Last night I had one too many drinks and got a little bit light headed and blurry eyed, the effects of cheap wine, not a lot of food and ten pounds. This was worth every penny until the alarm went off this morning. I climbed out of bed, opened the curtains and the sun flooded into my room in all its glorious radiant yellows and golds, and my eyes, being those perfectly designed viewing holes let all this lovely light flood in. Unfortunately, the effect of alcohol had made them less than perfect and those very bright sun rays traveled straight through to the back of my head and probably carried on after that. I squinted to reduce the light entering (reduced my aperture), this helped but, the night before had made my eyes a little bit too sensitive.
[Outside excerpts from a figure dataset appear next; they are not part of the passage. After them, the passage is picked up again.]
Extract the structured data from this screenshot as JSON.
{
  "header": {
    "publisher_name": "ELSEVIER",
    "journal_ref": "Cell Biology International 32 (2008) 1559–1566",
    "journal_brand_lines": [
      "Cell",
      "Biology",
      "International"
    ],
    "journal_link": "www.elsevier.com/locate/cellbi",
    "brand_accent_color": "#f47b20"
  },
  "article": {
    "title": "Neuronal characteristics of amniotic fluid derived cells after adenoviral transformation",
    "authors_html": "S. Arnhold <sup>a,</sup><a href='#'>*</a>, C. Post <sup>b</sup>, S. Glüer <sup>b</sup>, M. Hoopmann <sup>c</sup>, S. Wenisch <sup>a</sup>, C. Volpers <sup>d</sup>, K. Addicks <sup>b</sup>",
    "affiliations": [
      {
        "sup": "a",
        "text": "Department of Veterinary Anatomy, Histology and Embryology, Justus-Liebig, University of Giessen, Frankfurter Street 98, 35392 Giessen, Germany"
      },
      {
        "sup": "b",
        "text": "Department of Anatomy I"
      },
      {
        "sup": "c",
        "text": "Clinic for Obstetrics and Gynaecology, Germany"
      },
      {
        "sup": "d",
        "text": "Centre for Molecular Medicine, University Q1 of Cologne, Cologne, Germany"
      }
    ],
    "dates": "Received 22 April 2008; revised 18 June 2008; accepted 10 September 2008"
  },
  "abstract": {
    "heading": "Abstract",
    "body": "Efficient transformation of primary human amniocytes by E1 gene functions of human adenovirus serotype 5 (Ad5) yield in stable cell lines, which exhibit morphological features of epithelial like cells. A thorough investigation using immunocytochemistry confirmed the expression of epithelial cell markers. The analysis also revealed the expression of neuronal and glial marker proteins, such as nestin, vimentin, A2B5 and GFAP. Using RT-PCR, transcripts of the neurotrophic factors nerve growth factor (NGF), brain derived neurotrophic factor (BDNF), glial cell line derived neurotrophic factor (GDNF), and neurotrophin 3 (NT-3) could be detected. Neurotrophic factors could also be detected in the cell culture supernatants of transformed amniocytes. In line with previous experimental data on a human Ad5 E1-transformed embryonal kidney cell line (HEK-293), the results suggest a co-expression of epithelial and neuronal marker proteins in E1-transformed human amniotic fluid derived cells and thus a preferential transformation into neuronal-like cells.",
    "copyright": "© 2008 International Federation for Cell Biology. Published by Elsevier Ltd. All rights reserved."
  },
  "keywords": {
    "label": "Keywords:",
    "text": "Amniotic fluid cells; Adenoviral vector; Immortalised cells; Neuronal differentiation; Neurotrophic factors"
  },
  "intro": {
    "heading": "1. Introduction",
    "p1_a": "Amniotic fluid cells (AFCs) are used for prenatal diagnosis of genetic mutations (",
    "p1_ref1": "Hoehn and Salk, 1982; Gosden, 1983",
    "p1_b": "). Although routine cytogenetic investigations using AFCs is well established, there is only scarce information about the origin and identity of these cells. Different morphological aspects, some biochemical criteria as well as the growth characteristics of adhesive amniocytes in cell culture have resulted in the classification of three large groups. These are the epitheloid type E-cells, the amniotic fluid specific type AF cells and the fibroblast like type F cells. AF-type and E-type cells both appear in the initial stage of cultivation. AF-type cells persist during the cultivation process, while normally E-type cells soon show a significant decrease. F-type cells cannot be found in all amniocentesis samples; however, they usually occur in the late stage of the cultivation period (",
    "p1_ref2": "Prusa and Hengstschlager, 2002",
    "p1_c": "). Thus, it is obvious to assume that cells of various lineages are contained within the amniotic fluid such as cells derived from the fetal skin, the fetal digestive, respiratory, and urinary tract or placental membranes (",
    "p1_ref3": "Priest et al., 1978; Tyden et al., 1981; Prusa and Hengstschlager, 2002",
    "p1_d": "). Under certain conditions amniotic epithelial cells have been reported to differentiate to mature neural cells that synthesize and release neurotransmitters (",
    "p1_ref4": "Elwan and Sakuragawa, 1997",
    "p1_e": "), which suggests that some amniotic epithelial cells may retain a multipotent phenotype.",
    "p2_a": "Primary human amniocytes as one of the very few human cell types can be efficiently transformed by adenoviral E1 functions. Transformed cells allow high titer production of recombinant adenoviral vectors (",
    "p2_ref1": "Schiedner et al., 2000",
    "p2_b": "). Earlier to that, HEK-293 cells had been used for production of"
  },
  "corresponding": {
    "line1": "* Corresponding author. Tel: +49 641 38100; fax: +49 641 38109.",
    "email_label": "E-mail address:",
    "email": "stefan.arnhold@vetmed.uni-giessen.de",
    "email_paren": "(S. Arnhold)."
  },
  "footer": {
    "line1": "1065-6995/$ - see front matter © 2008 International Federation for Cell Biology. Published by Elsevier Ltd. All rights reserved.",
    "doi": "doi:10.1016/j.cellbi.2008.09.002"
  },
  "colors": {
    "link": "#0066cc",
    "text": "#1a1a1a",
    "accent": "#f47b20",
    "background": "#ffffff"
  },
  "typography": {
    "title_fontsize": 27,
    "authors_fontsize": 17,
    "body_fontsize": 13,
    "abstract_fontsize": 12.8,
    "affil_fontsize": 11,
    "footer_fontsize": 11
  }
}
I now have a theory, that alcohol is a chemical method to increase the ISO in my eyeballs. On the other hand, sat at work all day staring at a computer screen seems to reduce eyeball sensitivity quite well. Luckily, my camera does not need alcohol to increase the sensitivity to light, it has an ISO dial that goes from 100 to 6400, some cameras go way high than this.
What does this mean, you may ask? Imagine wandering around in the dark without a torch with that lovely effect of a hangover, your eyes are extra sensitive, you may see a little better. This applies to cameras. You can up the ISO a little higher to make the camera a little bit more sensitive to light but, try and use the shutter speed and aperture first. Leave the ISO until last unless there is a particular reason, for example, shooting the night sky.
With this great little ISO button there has to be a downfall, is there? Yes, there is. The higher the ISO the more you will lose the sharpness of the photo and the image will look grainy. Try it, take a photo with the setting, Aperture: f22 Shutter Speed: as fast as you can get and up the ISO to as high as you can get it. Download the photo your computer and zoom in. There you will see the loss of quality. Also worth trying the opposite, ISO: 100, a slow shutter speed and check the quality. Obviously, for those slow shutter speeds, a tripod is going to be needed.
Things to bear in mind with the ISO setting.
- Higher the ISO, the more grainy the photo
- Lower the ISO, the more likely you will need a tripod
- If you do want a clean photo and can not use a tripod or flash, rest on something or lean against something. One notch down on the ISO can make a huge amount of difference, especially when you view the photo full size or you need to do some post editing.
- A lot of modern good cameras have a method to reduce the iSO grain from low light, don’t really on this. Better to work with a low ISO than to get home and see what you hoped you would not see, grain.
For those wondering what ISO actually stands for it is: International Standards Organisation.